After meteoric growth in recent years, La fresque du climat is going through a difficult time. Certainly, the association has just crossed the milestone of 2 million participants in its climate awareness workshops since their launch in 2018. But it is also parting ways with 20 permanent employees.
Developed in 2015 by the former director of the think tank The Shift Project Cédric Ringenbach, close to the engineer Jean-Marc Jancovici, creator of the carbon footprint, The climate fresco has permanently changed the general public’s relationship with ecology.
The workshops are based on fun and interactive teaching, where participants distribute maps, constructed from the work of the Intergovernmental Panel on Climate Change (IPCC), to highlight the causes and consequences of climate change. In ten years, the format has enjoyed immense success. 60,000 professional and volunteer facilitators, known as “frescours”, organized workshops in France, the game was translated into 46 languages, and many large companies used it: EDF, Orange, Bouygues, Vinci and Saint-Gobain .
Revenues down 35%
How then can we explain that the association is reducing its membership by almost half? The tide has turned: if La fresque experienced hypergrowth – particularly in 2023, with 8 million euros in turnover and the recruitment of around twenty employees – the year 2024 put an end to the expansion . “Our revenues decreased by 35% in 2024, a very significant drop. These departures were a very difficult, but necessary, decision,” explains the president of the association, Anaïs Terrien.

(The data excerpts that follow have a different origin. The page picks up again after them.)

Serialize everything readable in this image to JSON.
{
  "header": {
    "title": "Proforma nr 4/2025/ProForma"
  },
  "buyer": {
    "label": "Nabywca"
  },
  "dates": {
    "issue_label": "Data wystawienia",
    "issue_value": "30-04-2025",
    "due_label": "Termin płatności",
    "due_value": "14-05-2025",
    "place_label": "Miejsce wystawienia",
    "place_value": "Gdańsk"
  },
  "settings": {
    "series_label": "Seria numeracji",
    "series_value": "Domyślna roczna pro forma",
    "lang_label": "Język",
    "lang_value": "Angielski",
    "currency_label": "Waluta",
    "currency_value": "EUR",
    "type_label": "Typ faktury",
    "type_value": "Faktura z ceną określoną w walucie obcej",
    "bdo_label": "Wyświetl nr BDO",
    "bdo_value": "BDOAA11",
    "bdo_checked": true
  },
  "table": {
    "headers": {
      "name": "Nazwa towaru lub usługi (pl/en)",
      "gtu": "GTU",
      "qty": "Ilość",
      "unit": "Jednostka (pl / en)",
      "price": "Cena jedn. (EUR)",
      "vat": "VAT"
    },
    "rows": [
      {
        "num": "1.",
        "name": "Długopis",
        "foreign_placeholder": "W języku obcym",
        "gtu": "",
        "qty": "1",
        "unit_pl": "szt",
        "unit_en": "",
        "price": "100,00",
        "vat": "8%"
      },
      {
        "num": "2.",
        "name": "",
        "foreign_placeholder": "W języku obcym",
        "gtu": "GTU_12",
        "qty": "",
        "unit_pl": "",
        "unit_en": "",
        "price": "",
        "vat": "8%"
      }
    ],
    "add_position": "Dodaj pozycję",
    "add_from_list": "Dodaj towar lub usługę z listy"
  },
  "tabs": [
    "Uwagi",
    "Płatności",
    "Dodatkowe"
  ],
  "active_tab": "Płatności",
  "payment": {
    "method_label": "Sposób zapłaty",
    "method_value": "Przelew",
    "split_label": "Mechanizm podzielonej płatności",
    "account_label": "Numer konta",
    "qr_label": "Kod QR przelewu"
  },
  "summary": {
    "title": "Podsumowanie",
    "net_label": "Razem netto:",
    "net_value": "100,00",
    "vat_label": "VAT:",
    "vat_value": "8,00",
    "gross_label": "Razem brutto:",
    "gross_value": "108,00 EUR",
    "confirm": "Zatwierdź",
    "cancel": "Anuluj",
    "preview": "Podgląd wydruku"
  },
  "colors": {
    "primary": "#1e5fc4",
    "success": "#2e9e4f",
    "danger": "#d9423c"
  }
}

Behind this slowdown, Anaïs Terrien sees two structural trends. On the one hand, a threshold effect after “a first phase where we particularly affected companies that wanted to train their employees on these subjects”. On the other hand, “an economic and political context which puts ecology in the background and impacts the entire associative ecosystem». Two reasons which explain a certain disengagement of companies today.
A model sensitive to fluctuations
However, unlike other associations, La fresque du climat receives no subsidies and very few donations. This unusual operation in the sector is at the origin of its exponential growth, but it also makes its economic model more vulnerable to fluctuations. Its resources are based more than 60% on workshops and training sold to organizations, to which are added 26% from usage rights, paid by professional fresco artists. (read the benchmarks) and companies deploying the mural internally.
But was the fresco also a victim of its success? Since its invention, more than 160 frescoes have been developed by other structures, according to the site LesFresques.info which lists them: fresco of biodiversity, digital, new imaginations… The phenomenon testifies to a craze for this format, but it carries a risk of saturation of supply on the business side. “I think that frescoes sometimes come into competition with other workshops, observes Léna Trutt, professional animator. Especially since the climate is stressful, so people sometimes want something different. »
Added to this are questions surrounding the content of the fresco. Some criticize it for limiting itself to the technical aspects of climate change, abandoning, to remain neutral, its political and ideological reasons, such as the commodification of nature. Others would like it to focus more on solutions for action.
Expand the audience
In order to reach an audience more distant from climate issues, the team is seeking to adapt its workshop format. The association also wishes to cooperate with other ecological awareness workshops to “do not let these subjects take a back seat”says Anaïs Terrien. Finally, La fresque du climat is banking on its international development, where the game is still in full expansion phase and for which it spent 1.9 million euros in 2023-2024, according to its latest report of activity.
It remains to put this strategy into practice with significantly reduced staff numbers. In other words, “volunteers risk finding themselves with a heavier workload”, estimates Romain Avice, co-referent in Seine-Maritime. A veteran of the association sees it almost as a return to basics: fewer resources but a lot of commitment on the part of the volunteers.
—
An association with a unique organization
Among the 90,000 leaders of La fresque du climat (including 60,000 in France), there are volunteers and professionals. In 2024, the association had 3,000 declared “pro fresco artists” in France – or 5% of the national community. “I’m proud that animators can make a living from it, it’s normal to earn money when you do things well,” assumes the creator of the fresco, Cédric Ringenbach, in the face of criticism over the monetization of the game. An animation is billed between €1,000 and €1,500, of which 10% is donated to the association in the form of usage rights.